Spiritual journeys, gut feelings, and headless chickens

Is true self dogma a religious response to existential doubt? Why do so many people seem attracted to this nonsense? Probably we must assume that as with religious beliefs in gods and spirits and heavenly afterworlds, people hold to such beliefs because they find them helpful. And they probably find them helpful because if you can fool yourself into believing that you have a true, unique self out there waiting to be discovered, this may give you the confidence to be assertively dismissive with versions of yourself that you no longer like.

In psychological terms, true self beliefs could be seen as “approach goals” which provide positive motivation. No doubt they often do function in this way, with good results for wellbeing. But to fully understand their appeal I think we must also recognize their ambiguity. Perhaps they are more realistically understood as “avoidance goals”. Just as belief in heaven indicates fear of death, maybe “true self” beliefs indicate a deep-seated fear of existential alienation. Instead of being a sign of psychological maturity, it might be better to understand the true-selfer as someone who has failed to come to terms with the endlessly malleable and provisional nature of the self. And although ‘self-determination’ sounds positive, it can just as well be understood as indicative of a dangerously narcissistic fear of letting other people get under your skin.

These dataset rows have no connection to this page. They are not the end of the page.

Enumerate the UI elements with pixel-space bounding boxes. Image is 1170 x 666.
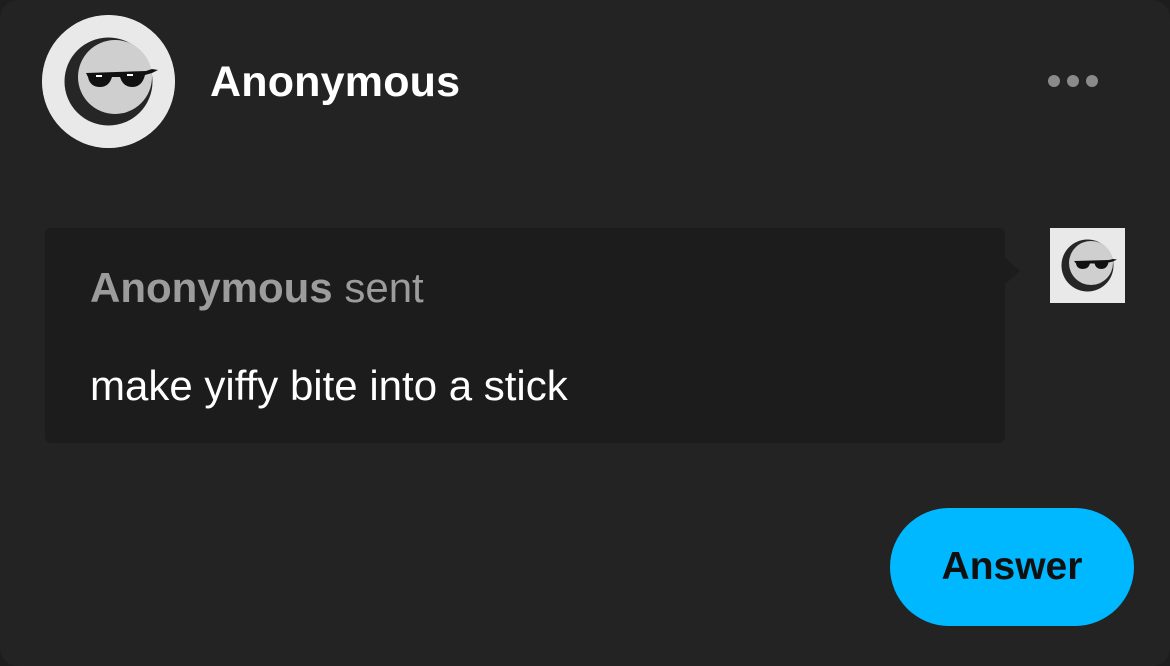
avatar[interactable] [42,15,175,148]
answer-button[interactable]: Answer [890,508,1134,626]
sender-avatar[interactable] [1050,228,1125,303]
more-horizontal-icon-dot [1067,75,1079,87]
more-horizontal-icon-dot [1086,75,1098,87]
anonymous-sunglasses-icon [1050,228,1125,303]
sender-line: Anonymous sent [90,264,424,312]
anonymous-sunglasses-icon [42,15,175,148]
sender-name: Anonymous [90,264,333,311]
ask-card: Anonymous Anonymous sent make yiffy bite… [0,0,1170,666]
message-bubble [45,228,1005,443]
more-horizontal-icon [1048,75,1060,87]
username[interactable]: Anonymous [210,58,460,107]
sent-label: sent [344,264,424,311]
more-options-button[interactable] [1040,66,1106,96]
message-text: make yiffy bite into a stick [90,362,568,409]
bubble-tail [1004,257,1020,285]
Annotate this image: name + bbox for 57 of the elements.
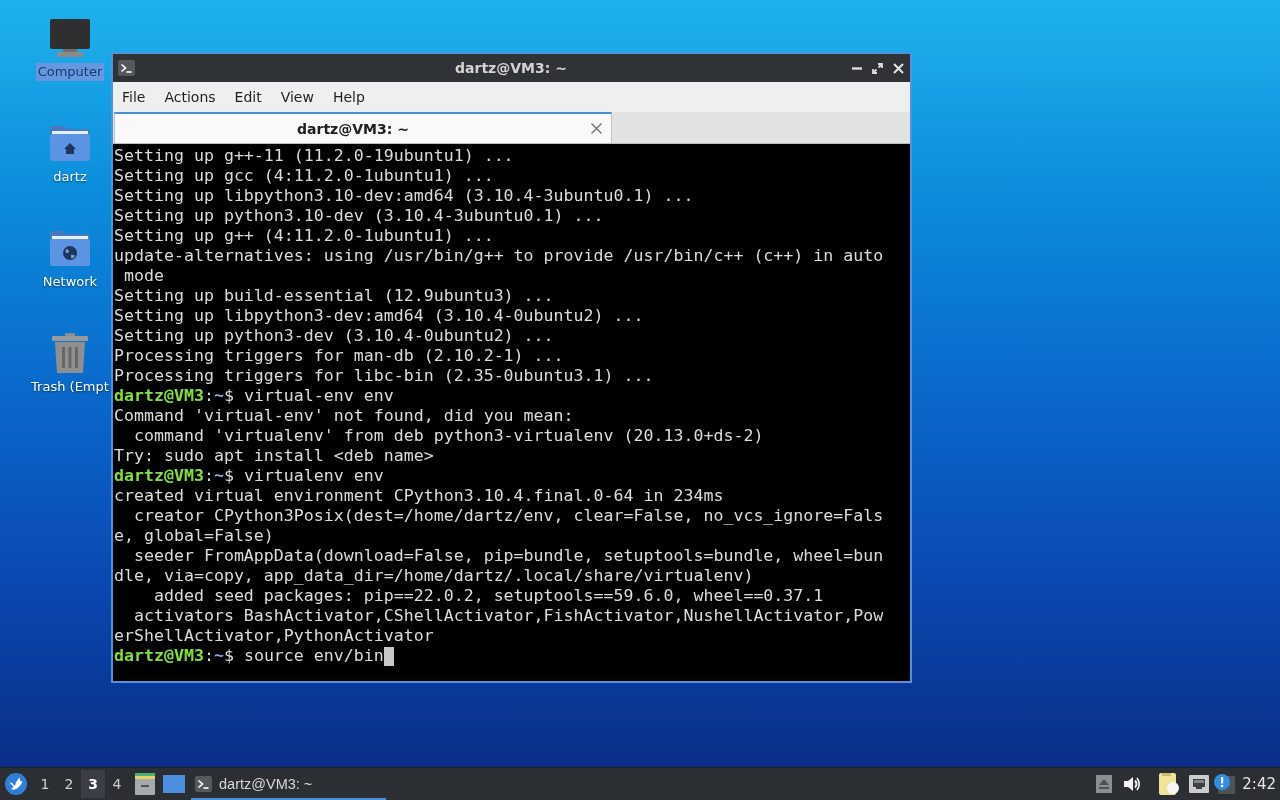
workspace-button[interactable]: 2: [57, 770, 81, 798]
output-line: seeder FromAppData(download=False, pip=bundle, setuptools=bundle, wheel=bun: [132, 546, 884, 566]
output-line: Setting up gcc (4:11.2.0-1ubuntu1) ...: [114, 166, 494, 186]
tab[interactable]: dartz@VM3: ~: [114, 112, 612, 143]
home-folder-icon[interactable]: [50, 125, 90, 161]
output-line: activators BashActivator,CShellActivator,FishActivator,NushellActivator,Pow: [132, 606, 884, 626]
exclamation-icon[interactable]: [1214, 774, 1236, 794]
icon-label[interactable]: Computer: [35, 63, 105, 81]
output-line: command 'virtualenv' from deb python3-virtualenv (20.13.0+ds-2): [132, 426, 764, 446]
workspace-button[interactable]: 1: [33, 770, 57, 798]
output-line: Processing triggers for man-db (2.10.2-1) ...: [114, 346, 564, 366]
output-line: added seed packages: pip==22.0.2, setuptools==59.6.0, wheel==0.37.1: [152, 586, 824, 606]
icon-label[interactable]: Trash (Empt: [29, 378, 111, 396]
minimize-icon[interactable]: [852, 66, 862, 70]
terminal-icon: [195, 776, 212, 792]
terminal-icon: [118, 60, 135, 76]
output-line: update-alternatives: using /usr/bin/g++ to provide /usr/bin/c++ (c++) in auto: [114, 246, 884, 266]
output-line: mode: [123, 266, 164, 286]
output-line: Command 'virtual-env' not found, did you mean:: [114, 406, 574, 426]
file-cabinet-icon[interactable]: [135, 773, 155, 795]
prompt-line: dartz@VM3:~$ virtualenv env: [114, 466, 384, 486]
monitor-icon[interactable]: [50, 19, 90, 57]
globe-folder-icon[interactable]: [50, 230, 90, 266]
volume-icon[interactable]: [1124, 776, 1142, 792]
prompt-line: dartz@VM3:~$ source env/bin: [114, 646, 384, 666]
bird-icon[interactable]: [5, 773, 27, 795]
menu-item[interactable]: View: [271, 86, 324, 108]
output-line: created virtual environment CPython3.10.4.final.0-64 in 234ms: [114, 486, 724, 506]
output-line: dle, via=copy, app_data_dir=/home/dartz/.local/share/virtualenv): [114, 566, 754, 586]
output-line: Setting up g++ (4:11.2.0-1ubuntu1) ...: [114, 226, 494, 246]
output-line: Setting up python3.10-dev (3.10.4-3ubuntu0.1) ...: [114, 206, 604, 226]
window-title: dartz@VM3: ~: [455, 60, 567, 76]
workspace-button[interactable]: 3: [81, 770, 105, 798]
output-line: Setting up g++-11 (11.2.0-19ubuntu1) ...: [114, 146, 514, 166]
clipboard-icon[interactable]: [1159, 773, 1180, 795]
output-line: Setting up python3-dev (3.10.4-0ubuntu2) ...: [114, 326, 554, 346]
maximize-icon[interactable]: [872, 62, 883, 74]
output-line: Setting up libpython3-dev:amd64 (3.10.4-0ubuntu2) ...: [114, 306, 644, 326]
menu-item[interactable]: File: [113, 86, 156, 108]
output-line: Setting up libpython3.10-dev:amd64 (3.10.4-3ubuntu0.1) ...: [114, 186, 694, 206]
menu-item[interactable]: Edit: [225, 86, 272, 108]
output-line: creator CPython3Posix(dest=/home/dartz/env, clear=False, no_vcs_ignore=Fals: [132, 506, 884, 526]
task-button[interactable]: dartz@VM3: ~: [191, 768, 386, 800]
workspace-button[interactable]: 4: [105, 770, 129, 798]
menu-item[interactable]: Help: [323, 86, 375, 108]
output-line: Setting up build-essential (12.9ubuntu3) ...: [114, 286, 554, 306]
output-line: Processing triggers for libc-bin (2.35-0ubuntu3.1) ...: [114, 366, 654, 386]
ethernet-port-icon[interactable]: [1189, 775, 1210, 793]
clock[interactable]: 2:42: [1242, 775, 1276, 793]
output-line: Try: sudo apt install <deb name>: [114, 446, 434, 466]
icon-label[interactable]: Network: [40, 273, 100, 291]
menu-item[interactable]: Actions: [155, 86, 226, 108]
close-icon[interactable]: [591, 123, 602, 134]
prompt-line: dartz@VM3:~$ virtual-env env: [114, 386, 394, 406]
eject-icon[interactable]: [1096, 775, 1113, 793]
output-line: e, global=False): [114, 526, 274, 546]
output-line: erShellActivator,PythonActivator: [114, 626, 434, 646]
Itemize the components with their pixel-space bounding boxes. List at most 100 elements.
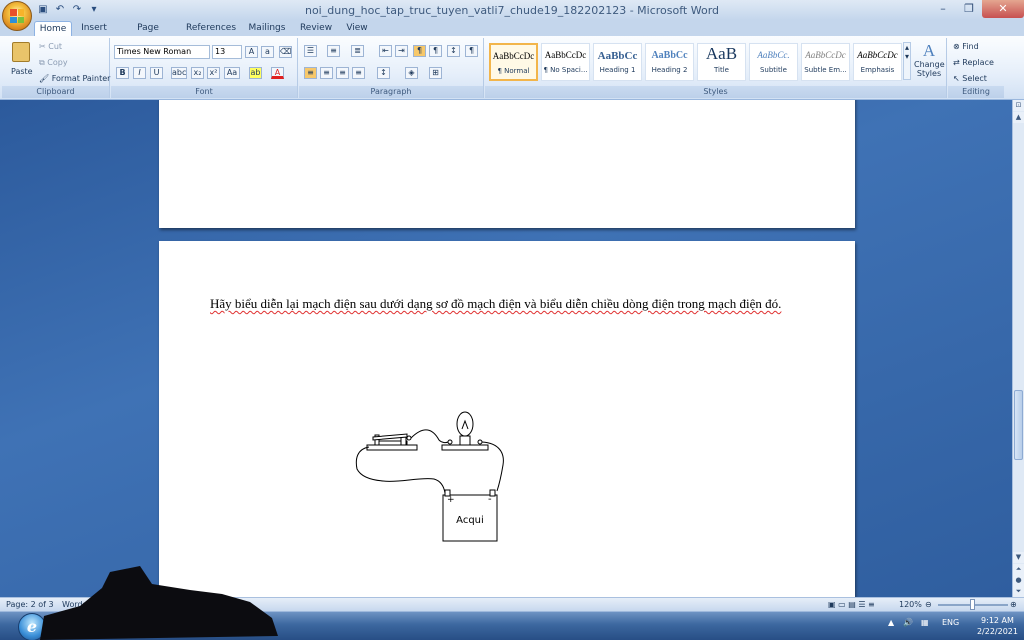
superscript-icon: x² [207, 67, 220, 79]
style-heading-1[interactable]: AaBbCc Heading 1 [593, 43, 642, 81]
strikethrough-button[interactable]: abc [171, 67, 187, 79]
draft-icon[interactable]: ≡ [868, 600, 875, 609]
network-icon[interactable]: ▦ [921, 618, 929, 627]
numbering-button[interactable]: ≡ [327, 45, 340, 57]
outline-icon[interactable]: ☰ [858, 600, 865, 609]
clock[interactable]: 9:12 AM 2/22/2021 [977, 615, 1018, 637]
subscript-button[interactable]: x₂ [191, 67, 204, 79]
scroll-thumb[interactable] [1014, 390, 1023, 460]
shading-button[interactable]: ◈ [405, 67, 418, 79]
next-page-icon[interactable]: ⏷ [1013, 586, 1024, 597]
undo-icon[interactable]: ↶ [53, 3, 67, 17]
tab-review[interactable]: Review [298, 21, 334, 36]
borders-button[interactable]: ⊞ [429, 67, 442, 79]
line-spacing-icon: ↕ [377, 67, 390, 79]
ribbon: Paste ✂ Cut ⧉ Copy 🖌 Format Painter Clip… [0, 36, 1024, 100]
clear-format-button[interactable]: ⌫ [279, 46, 292, 58]
decrease-indent-button[interactable]: ⇤ [379, 45, 392, 57]
scroll-down-icon[interactable]: ▼ [1013, 552, 1024, 563]
select-button[interactable]: ↖ Select [953, 74, 987, 83]
style-name: Heading 2 [651, 66, 688, 74]
justify-button[interactable]: ≡ [352, 67, 365, 79]
redo-icon[interactable]: ↷ [70, 3, 84, 17]
scroll-up-icon[interactable]: ▲ [1013, 112, 1024, 123]
multilevel-list-button[interactable]: ≣ [351, 45, 364, 57]
align-left-button[interactable]: ≡ [304, 67, 317, 79]
change-case-button[interactable]: Aa [224, 67, 240, 79]
change-styles-button[interactable]: A Change Styles [914, 42, 945, 79]
styles-group-label: Styles [485, 86, 946, 98]
document-area[interactable]: Hãy biểu diễn lại mạch điện sau dưới dạn… [0, 100, 1012, 597]
view-buttons[interactable]: ▣ ▭ ▤ ☰ ≡ [828, 600, 875, 609]
copy-button[interactable]: ⧉ Copy [39, 58, 68, 68]
style-no-spacing[interactable]: AaBbCcDc ¶ No Spaci... [541, 43, 590, 81]
zoom-in-icon[interactable]: ⊕ [1010, 600, 1017, 609]
highlighter-icon: ab [249, 67, 262, 79]
tab-view[interactable]: View [343, 21, 371, 36]
line-spacing-button[interactable]: ↕ [377, 67, 390, 79]
tab-insert[interactable]: Insert [78, 21, 110, 36]
sort-button[interactable]: ↕ [447, 45, 460, 57]
office-logo-icon [10, 9, 24, 23]
replace-button[interactable]: ⇄ Replace [953, 58, 994, 67]
styles-scroll-more[interactable]: ▴ ▾ [903, 42, 911, 80]
zoom-out-icon[interactable]: ⊖ [925, 600, 932, 609]
format-painter-button[interactable]: 🖌 Format Painter [39, 74, 110, 83]
web-layout-icon[interactable]: ▤ [848, 600, 856, 609]
font-size-box[interactable]: 13 [212, 45, 242, 59]
italic-button[interactable]: I [133, 67, 146, 79]
customize-qat-icon[interactable]: ▾ [87, 3, 101, 17]
cut-button[interactable]: ✂ Cut [39, 42, 62, 51]
style-subtitle[interactable]: AaBbCc. Subtitle [749, 43, 798, 81]
redaction-mark [40, 566, 278, 640]
office-button[interactable] [2, 1, 32, 31]
style-normal[interactable]: AaBbCcDc ¶ Normal [489, 43, 538, 81]
browse-object-icon[interactable]: ● [1013, 575, 1024, 586]
style-title[interactable]: AaB Title [697, 43, 746, 81]
tab-mailings[interactable]: Mailings [246, 21, 288, 36]
shrink-font-button[interactable]: a [261, 46, 274, 58]
style-subtle-emphasis[interactable]: AaBbCcDc Subtle Em... [801, 43, 850, 81]
font-color-button[interactable]: A [271, 67, 284, 79]
underline-icon: U [150, 67, 163, 79]
align-right-button[interactable]: ≡ [336, 67, 349, 79]
zoom-slider-thumb[interactable] [970, 599, 975, 610]
superscript-button[interactable]: x² [207, 67, 220, 79]
increase-indent-button[interactable]: ⇥ [395, 45, 408, 57]
document-paragraph[interactable]: Hãy biểu diễn lại mạch điện sau dưới dạn… [210, 293, 790, 314]
rtl-button[interactable]: ¶ [429, 45, 442, 57]
clipboard-group-label: Clipboard [2, 86, 109, 98]
bullets-button[interactable]: ☰ [304, 45, 317, 57]
tab-page-layout[interactable]: Page Layout [122, 21, 174, 48]
align-center-icon: ≡ [320, 67, 333, 79]
full-screen-icon[interactable]: ▭ [838, 600, 846, 609]
show-marks-button[interactable]: ¶ [465, 45, 478, 57]
underline-button[interactable]: U [150, 67, 163, 79]
page-2[interactable]: Hãy biểu diễn lại mạch điện sau dưới dạn… [159, 241, 855, 597]
tray-expand-icon[interactable]: ▲ [888, 618, 894, 627]
style-emphasis[interactable]: AaBbCcDc Emphasis [853, 43, 902, 81]
vertical-scrollbar[interactable]: ⊡ ▲ ▼ ⏶ ● ⏷ [1012, 100, 1024, 597]
bold-button[interactable]: B [116, 67, 129, 79]
previous-page-icon[interactable]: ⏶ [1013, 564, 1024, 575]
style-heading-2[interactable]: AaBbCc Heading 2 [645, 43, 694, 81]
page-1-bottom[interactable] [159, 100, 855, 228]
circuit-illustration[interactable]: + - Acqui [349, 407, 509, 542]
close-button[interactable]: ✕ [982, 0, 1024, 18]
maximize-button[interactable]: ❐ [956, 0, 982, 18]
tab-home[interactable]: Home [34, 21, 72, 36]
ltr-button[interactable]: ¶ [413, 45, 426, 57]
save-icon[interactable]: ▣ [36, 3, 50, 17]
highlight-button[interactable]: ab [249, 67, 262, 79]
find-button[interactable]: ⊗ Find [953, 42, 979, 51]
grow-font-button[interactable]: A [245, 46, 258, 58]
align-center-button[interactable]: ≡ [320, 67, 333, 79]
minimize-button[interactable]: – [930, 0, 956, 18]
tab-references[interactable]: References [186, 21, 236, 36]
print-layout-icon[interactable]: ▣ [828, 600, 836, 609]
zoom-level[interactable]: 120% [899, 600, 922, 609]
ruler-toggle-icon[interactable]: ⊡ [1013, 100, 1024, 111]
volume-icon[interactable]: 🔊 [903, 618, 913, 627]
language-indicator[interactable]: ENG [942, 618, 959, 627]
font-name-box[interactable]: Times New Roman [114, 45, 210, 59]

There’s a clue about the pervasive religiosity of ‘true self’ dogma in the fact that most texts on the subject quickly resort to the claim that the ‘path’ or ‘journey’ to the ‘deep’ location of this self-thing is a ‘spiritual’ route. Rather than, say, a practical one. In other words, apart from teasing you with these path/journey metaphors which are supposed to inspire you to go exploring, people haven’t actually got much of a clue how you will find yourself. ‘Spirit’ is nearly always an implicit admission of cluelessness – as in the asinine concept of ‘spiritual wellbeing,’ a term which simply tells us that some aspects of our wellbeing are quite uncertain and elusive.

Oddly, however, the other most common metaphor for the location of your self-thing is a thoroughly bodily one: you should go with what your ‘heart’ tells you, or follow your ‘gut feelings’ – rather than using your ‘head’. Although the spirit and gut metaphors sound contrastive, they actually tend to mean much the same thing. To find yourself, you’re supposed to run around like a headless chicken flapping your wings until you reach enlightenment. If you think this kind of religious mumbo-jumbo is only to be found in Hay House new-age self-help books, think again. Some day, someone will do a robust linguistic analysis of texts on the authentic self written by professional positive psychologists, and I’m sure they will confirm the all-pervasiveness of both spirit-speak and gut-speak, along with liberal sprinklings of holy grail and journey metaphors. The headless chickens will run and run.